Priority can be either positive or negative. In not specified for a terminal, it's assumed to be 1 (i.e. the default).

Directives

%ignore

All occurrences of the terminal will be ignored, and won't be part of the parse.

Using the %ignore directive results in a cleaner grammar.

It's especially important for the LALR(1) algorithm, because adding whitespace (or comments, or other extraneous elements) explicitly in the grammar, harms its predictive abilities, which are based on a lookahead of 1.

Syntax:

%ignore <TERMINAL>

Examples:

%ignore " "

COMMENT: "#" /[^\n]/*
%ignore COMMENT

%import

Allows one to import terminals and rules from lark grammars.

When importing rules, all their dependencies will be imported into a namespace, to avoid collisions. It's not possible to override their dependencies (e.g. like you would when inheriting a class).

Syntax:

%import <module>.<TERMINAL>
%import <module>.<rule>
%import <module>.<TERMINAL> -> <NEWTERMINAL>
%import <module>.<rule> -> <newrule>
%import <module> (<TERM1>, <TERM2>, <rule1>, <rule2>)

If the module path is absolute, Lerche will attempt to load it from the built-in directory (which currently contains common.lark).

If the module path is relative, such as .path.to.file, Lark will attempt to load it from the current working directory. Grammars must have the .lark extension.

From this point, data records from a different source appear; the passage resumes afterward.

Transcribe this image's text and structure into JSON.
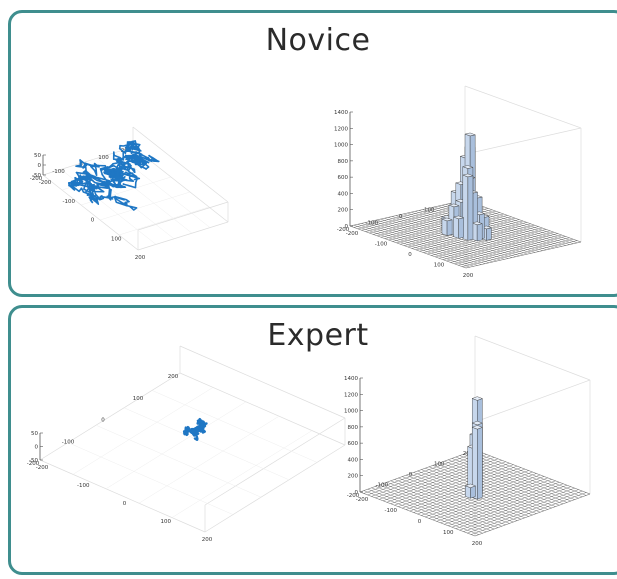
{
  "panels": {
    "novice": {
      "title": "Novice"
    },
    "expert": {
      "title": "Expert"
    }
  },
  "colors": {
    "panel_border": "#3f8e8e",
    "trajectory": "#1f77c4",
    "bar_face": "#c7d7ec",
    "bar_edge": "#333333",
    "grid": "#dddddd"
  },
  "chart_data": [
    {
      "id": "novice-trajectory",
      "type": "scatter",
      "title": "",
      "z_ticks": [
        "50",
        "0",
        "-50"
      ],
      "y_ticks": [
        "200",
        "100",
        "0",
        "-100",
        "-200"
      ],
      "x_ticks": [
        "-200",
        "-100",
        "0",
        "100",
        "200"
      ],
      "xlim": [
        -250,
        250
      ],
      "ylim": [
        -250,
        250
      ],
      "zlim": [
        -60,
        60
      ],
      "spread": 0.8,
      "points": 520
    },
    {
      "id": "novice-histogram",
      "type": "bar",
      "title": "",
      "z_ticks": [
        "1400",
        "1200",
        "1000",
        "800",
        "600",
        "400",
        "200",
        "0"
      ],
      "y_ticks": [
        "200",
        "100",
        "0",
        "-100",
        "-200"
      ],
      "x_ticks": [
        "-200",
        "-100",
        "0",
        "100",
        "200"
      ],
      "zlim": [
        0,
        1400
      ],
      "bars": [
        {
          "x": -30,
          "y": 30,
          "value": 900
        },
        {
          "x": -20,
          "y": 40,
          "value": 1020
        },
        {
          "x": 0,
          "y": 20,
          "value": 1210
        },
        {
          "x": 10,
          "y": 10,
          "value": 700
        },
        {
          "x": 20,
          "y": -10,
          "value": 850
        },
        {
          "x": 30,
          "y": 0,
          "value": 550
        },
        {
          "x": -10,
          "y": -10,
          "value": 620
        },
        {
          "x": -40,
          "y": 0,
          "value": 480
        },
        {
          "x": 40,
          "y": -30,
          "value": 780
        },
        {
          "x": 0,
          "y": -20,
          "value": 420
        },
        {
          "x": -20,
          "y": -30,
          "value": 350
        },
        {
          "x": 50,
          "y": 10,
          "value": 300
        },
        {
          "x": -50,
          "y": 20,
          "value": 260
        },
        {
          "x": 20,
          "y": 30,
          "value": 460
        },
        {
          "x": 60,
          "y": -10,
          "value": 200
        },
        {
          "x": -60,
          "y": -20,
          "value": 160
        },
        {
          "x": 10,
          "y": -40,
          "value": 240
        },
        {
          "x": -30,
          "y": -50,
          "value": 180
        },
        {
          "x": 70,
          "y": 20,
          "value": 140
        },
        {
          "x": 30,
          "y": 50,
          "value": 220
        }
      ]
    },
    {
      "id": "expert-trajectory",
      "type": "scatter",
      "title": "",
      "z_ticks": [
        "50",
        "0",
        "-50"
      ],
      "y_ticks": [
        "200",
        "100",
        "0",
        "-100",
        "-200"
      ],
      "x_ticks": [
        "-200",
        "-100",
        "0",
        "100",
        "200"
      ],
      "xlim": [
        -250,
        250
      ],
      "ylim": [
        -250,
        250
      ],
      "zlim": [
        -60,
        60
      ],
      "spread": 0.15,
      "points": 140
    },
    {
      "id": "expert-histogram",
      "type": "bar",
      "title": "",
      "z_ticks": [
        "1400",
        "1200",
        "1000",
        "800",
        "600",
        "400",
        "200",
        "0"
      ],
      "y_ticks": [
        "200",
        "100",
        "0",
        "-100",
        "-200"
      ],
      "x_ticks": [
        "-200",
        "-100",
        "0",
        "100",
        "200"
      ],
      "zlim": [
        0,
        1400
      ],
      "bars": [
        {
          "x": 0,
          "y": 10,
          "value": 1150
        },
        {
          "x": 10,
          "y": 0,
          "value": 870
        },
        {
          "x": -20,
          "y": 20,
          "value": 680
        },
        {
          "x": 30,
          "y": -20,
          "value": 860
        },
        {
          "x": -10,
          "y": 0,
          "value": 560
        },
        {
          "x": 10,
          "y": -30,
          "value": 130
        }
      ]
    }
  ]
}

The rule or terminal can be imported under another name with the -> syntax.

Example:

%import common.NUMBER

%import .terminals_file (A, B, C)

%import .rules_file.rulea -> ruleb

Note that %ignore directives cannot be imported. Imported rules will abide by the %ignore directives declared in the main grammar.

%declare

Declare a terminal without defining it. Useful for plugins.